Artificial Intelligence (AI) has increasingly influenced modern society, recently in particular through significant advancements in Large Language Models (LLMs). However, high computational and storage demands of LLMs still limit their deployment in resource-constrained environments. Knowledge distillation addresses this challenge by training a small student model from a larger teacher model. Previous research has introduced several distillation methods for both generating training data and for training the student model. Despite their relevance, the effects of state-of-the-art distillation methods on model performance and explainability have not been thoroughly investigated and compared. In this work, we enlarge the set of available methods by applying critique-revision prompting to distillation for data generation and by synthesizing existing methods for training. For these methods, we provide a systematic comparison based on the widely used Commonsense Question-Answering (CQA) dataset. While we measure performance via student model accuracy, we employ a human-grounded study to evaluate explainability. We contribute new distillation methods and their comparison in terms of both performance and explainability. This should further advance the distillation of small language models and, thus, contribute to broader applicability and faster diffusion of LLM technology.

Figures (4)

• Figure 1: Research model overview: This work introduces novel methods for training data generation and training and establishes approaches to compare performance and explainability of student models.
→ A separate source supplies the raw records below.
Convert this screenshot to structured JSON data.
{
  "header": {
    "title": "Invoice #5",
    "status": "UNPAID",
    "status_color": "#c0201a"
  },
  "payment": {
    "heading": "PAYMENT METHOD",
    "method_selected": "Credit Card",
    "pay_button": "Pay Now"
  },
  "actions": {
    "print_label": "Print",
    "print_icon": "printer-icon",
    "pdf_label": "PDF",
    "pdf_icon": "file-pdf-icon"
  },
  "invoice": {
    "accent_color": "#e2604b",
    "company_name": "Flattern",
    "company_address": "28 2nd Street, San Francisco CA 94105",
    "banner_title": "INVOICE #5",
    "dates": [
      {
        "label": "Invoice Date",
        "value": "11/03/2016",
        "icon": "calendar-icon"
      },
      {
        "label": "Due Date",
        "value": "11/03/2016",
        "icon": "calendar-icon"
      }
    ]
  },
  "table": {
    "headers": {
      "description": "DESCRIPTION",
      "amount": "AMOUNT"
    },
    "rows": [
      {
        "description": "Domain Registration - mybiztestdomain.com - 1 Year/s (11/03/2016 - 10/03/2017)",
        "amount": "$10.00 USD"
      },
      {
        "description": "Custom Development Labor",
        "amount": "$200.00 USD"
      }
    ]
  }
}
• Figure 2: Methods presented in the section on preliminaries are applied in two steps: In Step 1, we generate explanations and then improve them by critiquing and revising the explanation with the teacher. In step 2, the explanations are used to fine-tune student models with one of three training methods: multitask training, counterfactual training, or a combination of both. We focus on the four student models shown in the Table for two reasons. On the one hand, they are the most promising candidates in terms of both performance and explainability based on preliminary experiments. On the other hand, to avoid overloading study participants during explainability evaluation, we limit the number of possible student model combinations.
• Figure 3: In the within-subject study ($N = 117$), we measure the effect of using four different student models on their explanation quality along five dimensions.
• Figure 4: Comparison of different student models in terms of (a) accuracy performance and (b) explainability measured along the five dimensions of plausibility, understandability, completeness, satisfaction, and contrastiveness. "Quality" as a calculated concept represents the arithmetic average across the five dimensions. Abbreviations: CF for counterfactual training and MT for multitask training.